Binge Drinking Is Falling Among Teens In The U.S.
A new report by the Substance Abuse and Mental Health Services Administration (SAMHSA) shows that the rate of underage drinking has significantly dropped within a ten year period. The survey studied rates of binge drinking and underage consumption among 30,000 individuals between the ages of 12 to 20 from 2003 to 2013.
Findings revealed that underage drinking declined from 28.8 percent in 2003 to 22.7 percent in 2013, showcasing a distinct drop. Similarly, for binge drinking rates, the decline during the same period went from 19.3 percent to 14.2 percent.
"When parents communicate clear expectations and they are supported by community efforts to prevent underage drinking, we can make a difference," said Frances M. Harding, director of SAMHSA's Center for Substance Abuse Prevention, in a statement released by SAMHSA. "However, there are still 8.7 million current underage drinkers and 5.4 million current underage binge drinkers.
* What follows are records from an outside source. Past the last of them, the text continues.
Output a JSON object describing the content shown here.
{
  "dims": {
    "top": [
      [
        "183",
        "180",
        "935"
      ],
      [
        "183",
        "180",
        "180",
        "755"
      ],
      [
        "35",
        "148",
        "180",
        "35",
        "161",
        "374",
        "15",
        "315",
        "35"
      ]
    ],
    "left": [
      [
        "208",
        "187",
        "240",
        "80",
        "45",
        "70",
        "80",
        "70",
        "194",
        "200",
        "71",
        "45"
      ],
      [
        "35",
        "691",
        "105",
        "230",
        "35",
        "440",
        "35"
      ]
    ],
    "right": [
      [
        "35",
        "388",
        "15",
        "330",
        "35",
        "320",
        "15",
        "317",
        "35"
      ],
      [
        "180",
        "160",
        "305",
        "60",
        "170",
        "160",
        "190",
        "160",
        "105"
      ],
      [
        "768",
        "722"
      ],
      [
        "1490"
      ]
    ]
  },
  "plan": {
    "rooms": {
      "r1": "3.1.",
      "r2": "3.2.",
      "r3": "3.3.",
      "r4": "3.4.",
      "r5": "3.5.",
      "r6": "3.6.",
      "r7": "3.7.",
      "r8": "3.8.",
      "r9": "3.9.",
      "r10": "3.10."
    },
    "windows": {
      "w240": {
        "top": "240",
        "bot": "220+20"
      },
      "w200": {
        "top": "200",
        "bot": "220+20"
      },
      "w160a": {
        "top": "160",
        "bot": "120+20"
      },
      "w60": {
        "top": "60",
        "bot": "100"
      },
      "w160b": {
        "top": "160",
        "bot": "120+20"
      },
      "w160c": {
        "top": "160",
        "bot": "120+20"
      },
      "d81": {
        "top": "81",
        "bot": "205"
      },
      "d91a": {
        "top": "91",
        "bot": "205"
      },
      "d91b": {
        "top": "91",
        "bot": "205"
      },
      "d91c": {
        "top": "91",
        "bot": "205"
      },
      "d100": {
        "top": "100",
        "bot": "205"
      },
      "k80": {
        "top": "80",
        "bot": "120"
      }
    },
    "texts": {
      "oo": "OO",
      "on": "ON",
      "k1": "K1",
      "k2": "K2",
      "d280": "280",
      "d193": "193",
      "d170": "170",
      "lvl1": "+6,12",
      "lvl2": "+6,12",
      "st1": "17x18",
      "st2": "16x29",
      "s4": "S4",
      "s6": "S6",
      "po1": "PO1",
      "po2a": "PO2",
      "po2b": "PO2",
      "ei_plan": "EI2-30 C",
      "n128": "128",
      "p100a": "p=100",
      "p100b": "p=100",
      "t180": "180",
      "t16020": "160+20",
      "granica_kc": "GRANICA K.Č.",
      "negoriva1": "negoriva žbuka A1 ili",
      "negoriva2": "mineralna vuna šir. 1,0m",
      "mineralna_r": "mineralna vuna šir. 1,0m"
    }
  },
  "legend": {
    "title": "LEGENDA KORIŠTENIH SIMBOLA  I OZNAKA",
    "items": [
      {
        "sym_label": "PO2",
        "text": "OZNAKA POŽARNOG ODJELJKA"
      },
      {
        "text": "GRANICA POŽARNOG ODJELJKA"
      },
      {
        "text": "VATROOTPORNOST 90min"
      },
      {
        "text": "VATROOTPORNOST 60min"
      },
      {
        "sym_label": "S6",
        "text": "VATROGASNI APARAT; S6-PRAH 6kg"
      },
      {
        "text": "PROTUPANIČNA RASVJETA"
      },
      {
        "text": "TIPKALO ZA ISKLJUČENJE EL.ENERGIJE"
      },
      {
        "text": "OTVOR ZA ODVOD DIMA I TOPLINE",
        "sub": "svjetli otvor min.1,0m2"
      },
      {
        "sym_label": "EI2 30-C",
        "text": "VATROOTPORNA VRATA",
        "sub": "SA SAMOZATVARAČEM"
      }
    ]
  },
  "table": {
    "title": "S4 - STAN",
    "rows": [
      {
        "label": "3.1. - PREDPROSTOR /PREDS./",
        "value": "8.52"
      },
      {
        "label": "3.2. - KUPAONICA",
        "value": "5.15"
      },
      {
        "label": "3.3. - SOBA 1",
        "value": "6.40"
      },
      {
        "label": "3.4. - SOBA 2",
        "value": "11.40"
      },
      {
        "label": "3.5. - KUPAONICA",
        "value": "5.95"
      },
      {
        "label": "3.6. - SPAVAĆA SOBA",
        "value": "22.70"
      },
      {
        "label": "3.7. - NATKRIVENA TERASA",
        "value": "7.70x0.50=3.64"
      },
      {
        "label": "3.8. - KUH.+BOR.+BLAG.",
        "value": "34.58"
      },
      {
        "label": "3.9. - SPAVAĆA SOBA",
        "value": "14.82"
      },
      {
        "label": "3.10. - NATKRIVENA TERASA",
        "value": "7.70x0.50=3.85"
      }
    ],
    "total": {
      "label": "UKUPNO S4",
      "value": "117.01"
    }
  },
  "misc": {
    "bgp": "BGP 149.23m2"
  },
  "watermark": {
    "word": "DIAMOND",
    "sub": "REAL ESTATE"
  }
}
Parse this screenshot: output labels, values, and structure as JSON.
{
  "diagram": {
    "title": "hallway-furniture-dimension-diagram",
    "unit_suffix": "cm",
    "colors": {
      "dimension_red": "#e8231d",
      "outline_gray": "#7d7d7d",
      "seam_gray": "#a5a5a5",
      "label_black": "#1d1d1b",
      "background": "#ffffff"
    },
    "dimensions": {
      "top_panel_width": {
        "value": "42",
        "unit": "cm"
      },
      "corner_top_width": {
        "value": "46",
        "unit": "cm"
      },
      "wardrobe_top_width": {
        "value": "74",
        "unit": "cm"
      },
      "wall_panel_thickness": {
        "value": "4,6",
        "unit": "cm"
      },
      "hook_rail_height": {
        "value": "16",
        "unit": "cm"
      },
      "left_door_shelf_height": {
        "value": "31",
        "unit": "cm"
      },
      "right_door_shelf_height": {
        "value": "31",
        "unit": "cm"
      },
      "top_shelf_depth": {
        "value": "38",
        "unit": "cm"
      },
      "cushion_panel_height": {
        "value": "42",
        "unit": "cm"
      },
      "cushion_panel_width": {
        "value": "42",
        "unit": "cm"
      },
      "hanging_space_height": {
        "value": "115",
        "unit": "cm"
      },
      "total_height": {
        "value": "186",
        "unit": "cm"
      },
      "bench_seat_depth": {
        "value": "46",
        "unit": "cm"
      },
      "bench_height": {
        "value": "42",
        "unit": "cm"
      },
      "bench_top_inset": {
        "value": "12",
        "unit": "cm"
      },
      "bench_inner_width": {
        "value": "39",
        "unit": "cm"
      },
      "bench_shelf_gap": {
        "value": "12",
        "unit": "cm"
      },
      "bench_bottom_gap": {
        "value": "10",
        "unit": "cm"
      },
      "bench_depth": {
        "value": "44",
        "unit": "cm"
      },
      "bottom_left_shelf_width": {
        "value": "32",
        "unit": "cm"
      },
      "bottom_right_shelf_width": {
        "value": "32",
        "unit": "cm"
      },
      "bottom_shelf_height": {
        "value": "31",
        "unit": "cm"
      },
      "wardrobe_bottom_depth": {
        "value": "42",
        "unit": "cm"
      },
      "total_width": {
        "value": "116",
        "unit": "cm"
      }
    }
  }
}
This poses a serious risk not only to their health and to their future, but to the safety and well-being of others. We must do everything we can to prevent underage drinking and get treatment for young people who need it."
The SAMHSA has developed a campaign called "Talk. They Hear You," via a mobile app that helps parents begin conversations regarding alcohol with their children--aiming to help prevent potential issues and shed more light on the problem.
"Our target is to change social norms," Harding added. "Have norms been changed? Absolutely."